3.6 Met het oog op de hanteerbaarheid van het recht dient te worden uitgegaan van een ruime uitleg van de in art. 39 Wet RO aan de Kantonrechter gegeven bevoegdheid. Deze ruime uitleg brengt mee dat aan vorderingen die verband houden met en niet los gezien kunnen worden van het (oorspronkelijke) bestaan van een huurovereenkomst, de kwalificatie "betrekkelijk tot huur" moet worden toegekend. De Rechtbank en het Hof hebben deze maatstaven niet miskend. Zij hebben echter geoordeeld dat de vordering van [eiser] mede is gebaseerd op een grondslag die geheel buiten het bestaan van de huurovereenkomst valt en daarom niet de kwalificatie "betrekkelijk tot huur" verdient. Dit oordeel getuigt niet van een onjuiste rechtsopvatting. Onderdeel IIA van het middel faalt.
3.7 Onderdeel IIB kan niet tot cassatie leiden. Het onderdeel gaat uit van een onjuiste lezing van het bestreden arrest voor zover het is gebaseerd op de ver- onderstelling dat het Hof een belangenafweging in het kader van de huurovereenkomst heeft toegepast. Het Hof heeft immers slechts geoordeeld dat het gebruik maken door de verhuurder van zijn wettelijke mogelijkheden tot beëindiging van de huurovereenkomst tegen de hiervoor in 3.5 geschetste achtergrond, in het algemeen geen onrechtmatige daad van de verhuurder oplevert en dat dit voor een gemeente niet anders ligt. Vervolgens heeft het Hof in het onderhavige geval geen aanleiding gezien te oordelen dat de gemeente wel onrechtmatig heeft gehandeld doordat zij in redelijkheid niet kon komen tot haar beslissing tot beëindiging van de huur of doordat de nadelige gevolgen daarvan voor [eiser] onevenredig zouden zijn in verhouding tot de door de gemeente daarmee te dienen doelen, waarmee het Hof kennelijk het oog heeft gehad op de door de Rechtbank genoemde maatstaf van art. 3:4 Awb. Dit oordeel van het Hof is niet onbegrijpelijk en ook niet onvoldoende gemotiveerd.

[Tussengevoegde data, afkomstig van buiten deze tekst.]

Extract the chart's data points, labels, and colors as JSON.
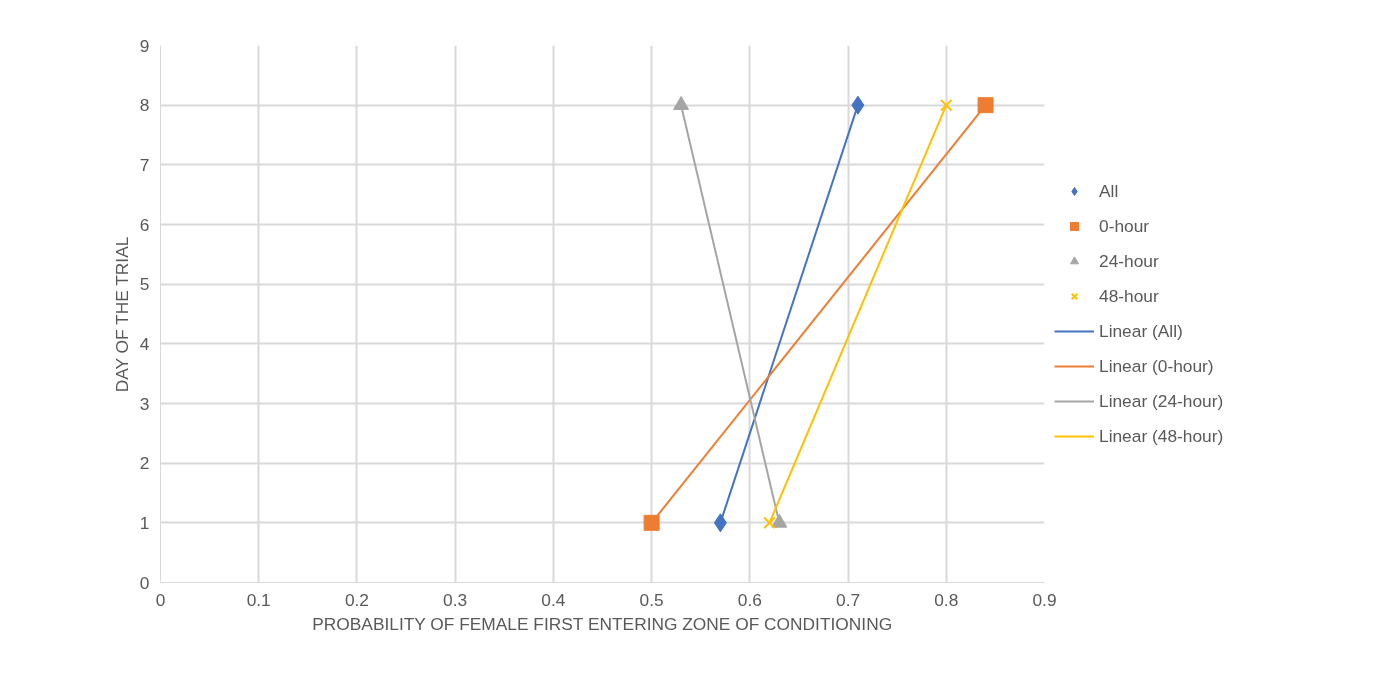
{
  "chart_data": {
    "type": "scatter",
    "xlabel": "PROBABILITY OF FEMALE FIRST ENTERING ZONE OF CONDITIONING",
    "ylabel": "DAY OF THE TRIAL",
    "xlim": [
      0,
      0.9
    ],
    "ylim": [
      0,
      9
    ],
    "xticks": [
      0,
      0.1,
      0.2,
      0.3,
      0.4,
      0.5,
      0.6,
      0.7,
      0.8,
      0.9
    ],
    "yticks": [
      0,
      1,
      2,
      3,
      4,
      5,
      6,
      7,
      8,
      9
    ],
    "grid": true,
    "legend": "right",
    "series": [
      {
        "name": "All",
        "marker": "diamond",
        "color": "#4472c4",
        "x": [
          0.57,
          0.71
        ],
        "values": [
          1,
          8
        ]
      },
      {
        "name": "0-hour",
        "marker": "square",
        "color": "#ed7d31",
        "x": [
          0.5,
          0.84
        ],
        "values": [
          1,
          8
        ]
      },
      {
        "name": "24-hour",
        "marker": "triangle",
        "color": "#a5a5a5",
        "x": [
          0.63,
          0.53
        ],
        "values": [
          1,
          8
        ]
      },
      {
        "name": "48-hour",
        "marker": "cross",
        "color": "#ffc000",
        "x": [
          0.62,
          0.8
        ],
        "values": [
          1,
          8
        ]
      },
      {
        "name": "Linear (All)",
        "type": "line",
        "marker": "none",
        "color": "#4472c4",
        "x": [
          0.57,
          0.71
        ],
        "values": [
          1,
          8
        ]
      },
      {
        "name": "Linear (0-hour)",
        "type": "line",
        "marker": "none",
        "color": "#ed7d31",
        "x": [
          0.5,
          0.84
        ],
        "values": [
          1,
          8
        ]
      },
      {
        "name": "Linear (24-hour)",
        "type": "line",
        "marker": "none",
        "color": "#a5a5a5",
        "x": [
          0.63,
          0.53
        ],
        "values": [
          1,
          8
        ]
      },
      {
        "name": "Linear (48-hour)",
        "type": "line",
        "marker": "none",
        "color": "#ffc000",
        "x": [
          0.62,
          0.8
        ],
        "values": [
          1,
          8
        ]
      }
    ]
  }
}
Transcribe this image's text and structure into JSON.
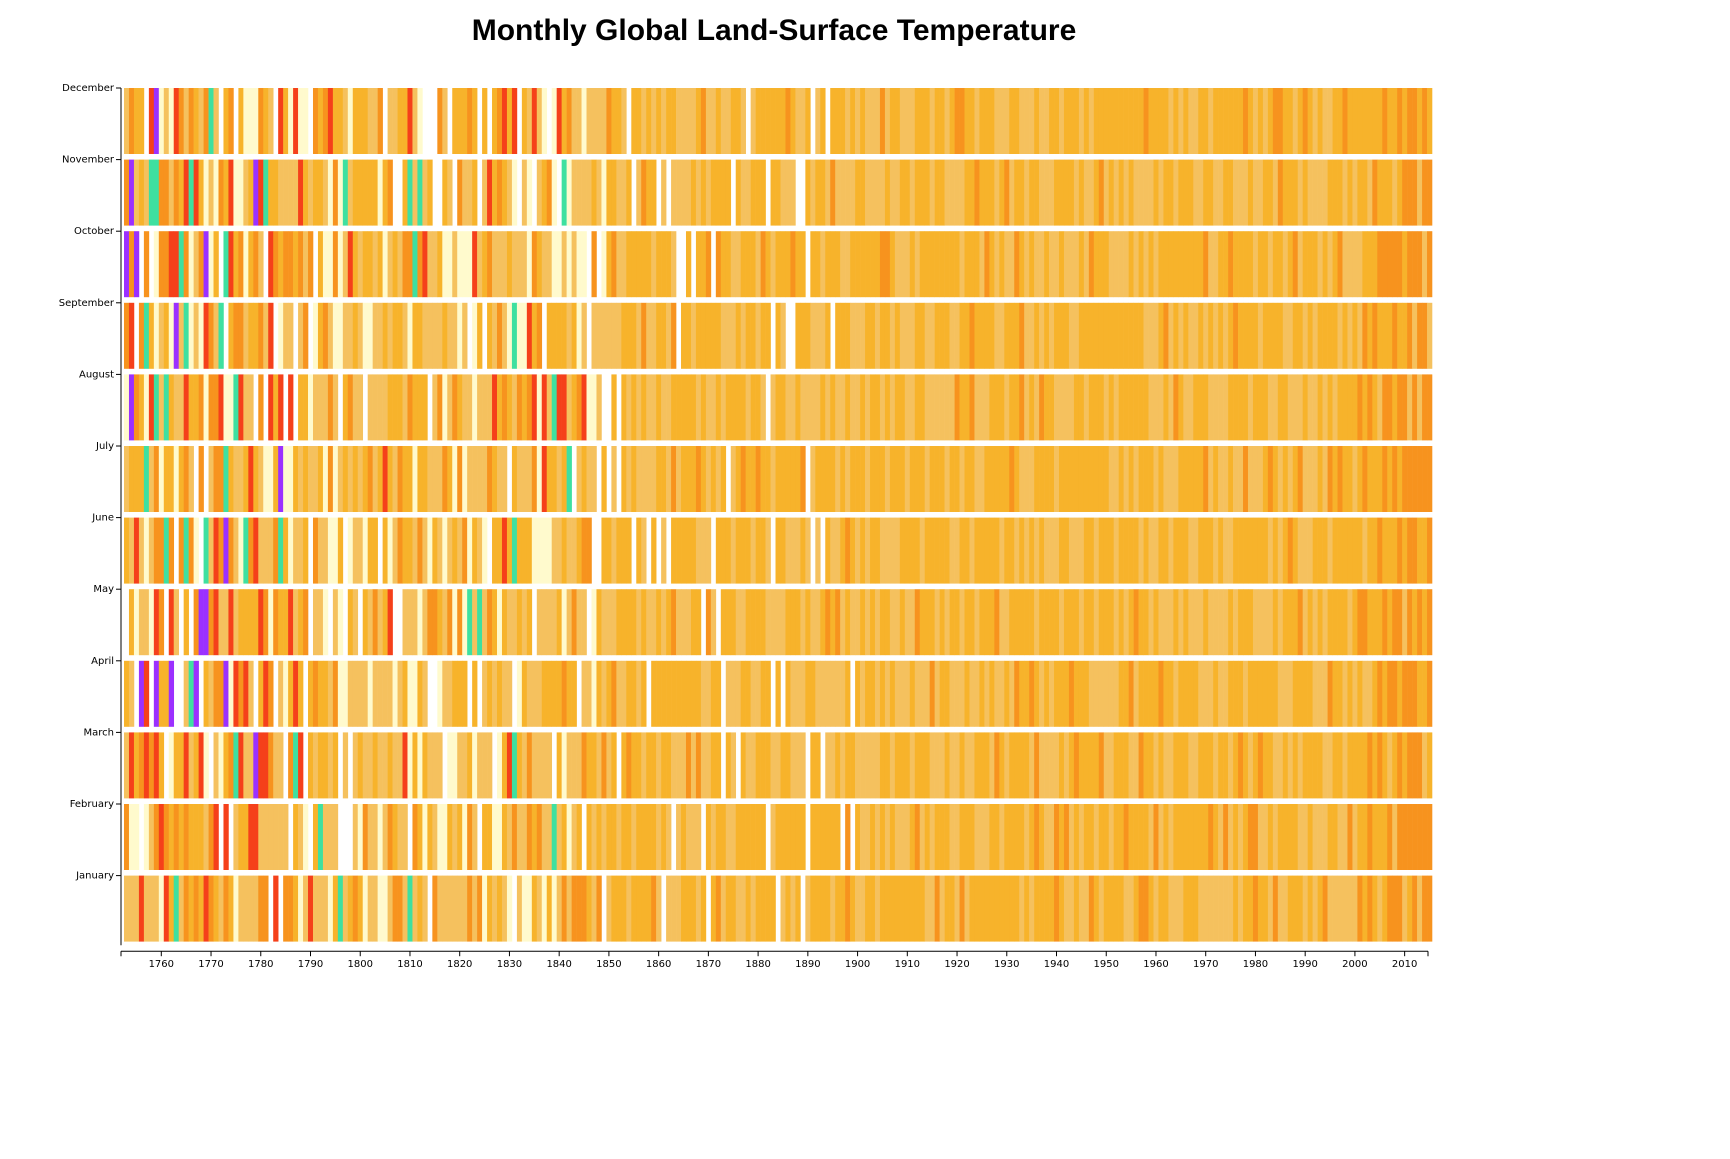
{
  "chart_data": {
    "type": "heatmap",
    "title": "Monthly Global Land-Surface Temperature",
    "xlabel": "",
    "ylabel": "",
    "year_range": [
      1753,
      2015
    ],
    "x_ticks": [
      1760,
      1770,
      1780,
      1790,
      1800,
      1810,
      1820,
      1830,
      1840,
      1850,
      1860,
      1870,
      1880,
      1890,
      1900,
      1910,
      1920,
      1930,
      1940,
      1950,
      1960,
      1970,
      1980,
      1990,
      2000,
      2010
    ],
    "months": [
      "January",
      "February",
      "March",
      "April",
      "May",
      "June",
      "July",
      "August",
      "September",
      "October",
      "November",
      "December"
    ],
    "color_scale": [
      "#9b30ff",
      "#3ee0a0",
      "#fffacd",
      "#f5c15e",
      "#f7b32b",
      "#f7931e",
      "#f5401a"
    ],
    "grid": false,
    "legend": "none"
  }
}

Het kan voor het overige, verweven als het is met waarderingen van feitelijke aard, in cassatie niet op juistheid worden getoetst. Voor zover het onderdeel berust op de stelling dat de oordelen van de Rechtbank met betrekking tot een onzorgvuldige afweging van belangen door de gemeente, gezag van gewijsde hebben gekregen, faalt het reeds op de grond dat [eiser] dit gezag van gewijsde in de procedure voor het Hof niet heeft ingeroepen.
4. Beslissing
De Hoge Raad:
verwerpt het beroep;
veroordeelt [eiser] in de kosten van het geding in cassatie, tot op deze uitspraak aan de zijde van de gemeente begroot op ƒ 7.357,20 aan verschotten en ƒ 3.000,-- voor salaris.
Dit arrest is gewezen door de vice-president F.H.J. Mijnssen als voorzitter en de raadsheren H.A.M. Aaftink, A.G. Pos, O. de Savornin Lohman en A. Hammerstein, en in het openbaar uitgesproken door de raadsheer A. Hammerstein op 16 november 2001.